Interior Secretary Dirk Kempthorne called the move "a clarification" he considered essential in order to narrow the law's reach.
"The rule strengthens the regulations so the government can focus on protecting endangered species as it strives to rebuild the American economy," Kempthorne said, adding that agencies can bypass a review by either the Fish and Wildlife Service or the National Oceanic and Atmospheric Administration only "in specific and limited instances where an action is not anticipated to harass, harm or kill a protected species."
"The agency still has the full responsibility to make that decision and to defend that decision," Hall said, noting that the loss of an imperiled species, known as "take," carries legal penalties. "They're still liable for take, if take occurs."
Hall said he was initially concerned about "the compressed time frame" in which the agency pushed through the rule change, which was unveiled in August, but he added that he didn't "see any harm" in Kempthorne's final decision.
Interior went ahead with the rule change one day after the Environmental Protection Agency dropped two other controversial rules changes, saying they had come along too late in President Bush's term. White House spokesman Tony Fratto said the reason was that the administration had "publicly and clearly stated our intention" to enact the endangered species measure well before a self-imposed deadline on eleventh-hour rule changes.
The agency received nearly 235,000 comments on the endangered species proposal, at least 208,000 of which were form letters decrying the rule.
"As the Bush administration fades off into the sunset, it continues to take brazen pot shots at everything in sight, including America's landmark conservation law, the Endangered Species Act," said House Resources Committee Chairman Nick J. Rahall II (D-W.Va.), who said he would introduce legislation seeking to overturn the rule next year.
Separately yesterday, Interior issued a finding limiting the protections that could be invoked to protect polar bears, which were listed as a threatened species this year, on the grounds that the bears are already protected under the Marine Mammals Protection Act.

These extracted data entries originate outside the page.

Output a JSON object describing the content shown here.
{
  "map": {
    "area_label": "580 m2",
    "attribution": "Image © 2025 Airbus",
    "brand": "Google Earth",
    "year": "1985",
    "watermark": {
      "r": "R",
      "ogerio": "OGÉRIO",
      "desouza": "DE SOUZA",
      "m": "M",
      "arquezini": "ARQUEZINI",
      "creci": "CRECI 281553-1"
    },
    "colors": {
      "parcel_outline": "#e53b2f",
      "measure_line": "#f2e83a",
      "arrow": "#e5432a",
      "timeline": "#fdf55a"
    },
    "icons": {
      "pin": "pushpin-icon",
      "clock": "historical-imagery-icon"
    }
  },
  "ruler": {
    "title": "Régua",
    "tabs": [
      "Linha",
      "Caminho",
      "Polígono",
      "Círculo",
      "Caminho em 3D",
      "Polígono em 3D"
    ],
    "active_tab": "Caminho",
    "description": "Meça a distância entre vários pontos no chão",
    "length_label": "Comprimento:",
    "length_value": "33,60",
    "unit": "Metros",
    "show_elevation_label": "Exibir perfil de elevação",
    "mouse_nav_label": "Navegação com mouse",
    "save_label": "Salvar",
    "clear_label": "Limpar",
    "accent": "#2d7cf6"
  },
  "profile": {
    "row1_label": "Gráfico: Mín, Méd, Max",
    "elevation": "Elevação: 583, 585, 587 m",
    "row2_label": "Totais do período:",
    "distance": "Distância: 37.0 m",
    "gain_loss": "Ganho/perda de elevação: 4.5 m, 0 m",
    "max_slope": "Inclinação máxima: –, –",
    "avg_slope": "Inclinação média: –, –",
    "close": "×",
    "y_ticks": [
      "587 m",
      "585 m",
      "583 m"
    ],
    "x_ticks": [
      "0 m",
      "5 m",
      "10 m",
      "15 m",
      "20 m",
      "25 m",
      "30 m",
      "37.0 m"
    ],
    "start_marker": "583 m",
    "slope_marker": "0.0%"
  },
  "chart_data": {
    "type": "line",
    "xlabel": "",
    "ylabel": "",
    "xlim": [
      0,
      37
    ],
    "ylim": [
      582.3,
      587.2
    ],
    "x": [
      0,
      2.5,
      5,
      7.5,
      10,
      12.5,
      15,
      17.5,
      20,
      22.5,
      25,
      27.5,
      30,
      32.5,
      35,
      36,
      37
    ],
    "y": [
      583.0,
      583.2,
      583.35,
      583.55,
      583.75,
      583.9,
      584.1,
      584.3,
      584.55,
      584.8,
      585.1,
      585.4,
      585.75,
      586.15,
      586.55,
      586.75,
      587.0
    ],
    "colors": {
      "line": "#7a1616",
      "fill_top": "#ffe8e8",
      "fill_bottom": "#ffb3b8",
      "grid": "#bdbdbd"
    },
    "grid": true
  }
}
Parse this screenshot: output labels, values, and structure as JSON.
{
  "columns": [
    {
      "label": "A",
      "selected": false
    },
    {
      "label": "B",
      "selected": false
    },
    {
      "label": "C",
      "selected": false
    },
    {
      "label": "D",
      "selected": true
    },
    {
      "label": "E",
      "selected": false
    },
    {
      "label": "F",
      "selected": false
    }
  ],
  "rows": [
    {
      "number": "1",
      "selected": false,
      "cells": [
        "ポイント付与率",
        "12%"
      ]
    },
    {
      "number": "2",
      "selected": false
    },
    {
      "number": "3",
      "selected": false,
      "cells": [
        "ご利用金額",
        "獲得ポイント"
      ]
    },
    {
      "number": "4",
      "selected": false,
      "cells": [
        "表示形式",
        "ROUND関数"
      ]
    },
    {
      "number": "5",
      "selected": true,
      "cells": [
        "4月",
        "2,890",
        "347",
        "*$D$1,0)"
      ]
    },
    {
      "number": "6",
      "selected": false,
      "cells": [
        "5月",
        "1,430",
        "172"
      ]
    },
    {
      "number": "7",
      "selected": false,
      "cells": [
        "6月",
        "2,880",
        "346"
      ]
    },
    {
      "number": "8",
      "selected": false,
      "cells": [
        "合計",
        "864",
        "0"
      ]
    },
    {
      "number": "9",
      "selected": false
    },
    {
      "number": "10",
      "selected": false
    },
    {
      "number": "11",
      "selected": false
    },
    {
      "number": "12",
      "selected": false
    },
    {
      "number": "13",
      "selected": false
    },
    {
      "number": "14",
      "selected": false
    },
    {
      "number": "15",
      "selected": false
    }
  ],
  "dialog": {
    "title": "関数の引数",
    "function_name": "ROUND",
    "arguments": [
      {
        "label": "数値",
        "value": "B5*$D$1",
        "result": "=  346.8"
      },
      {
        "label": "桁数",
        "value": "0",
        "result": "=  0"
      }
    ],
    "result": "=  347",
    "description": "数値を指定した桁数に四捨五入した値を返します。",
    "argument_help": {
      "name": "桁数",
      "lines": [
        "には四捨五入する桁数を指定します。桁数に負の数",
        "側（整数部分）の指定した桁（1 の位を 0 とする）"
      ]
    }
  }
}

The finding means that the bears' protected status could not be used to block activities such as oil and gas development outside their Alaska habitat.
"We do not believe the science is there to make the causal link between activities in the lower 48 to the take of a polar bear," Kempthorne said.
"To finally admit that the science compels the listing of the polar bear as threatened due to global warming, but then deny it the protections the Endangered Species Act should provide, is nothing other than irresponsible and shameful," said Jamie Rappaport Clark, executive vice president of the advocacy group Defenders of Wildlife, adding that her group would sue to overturn the rule.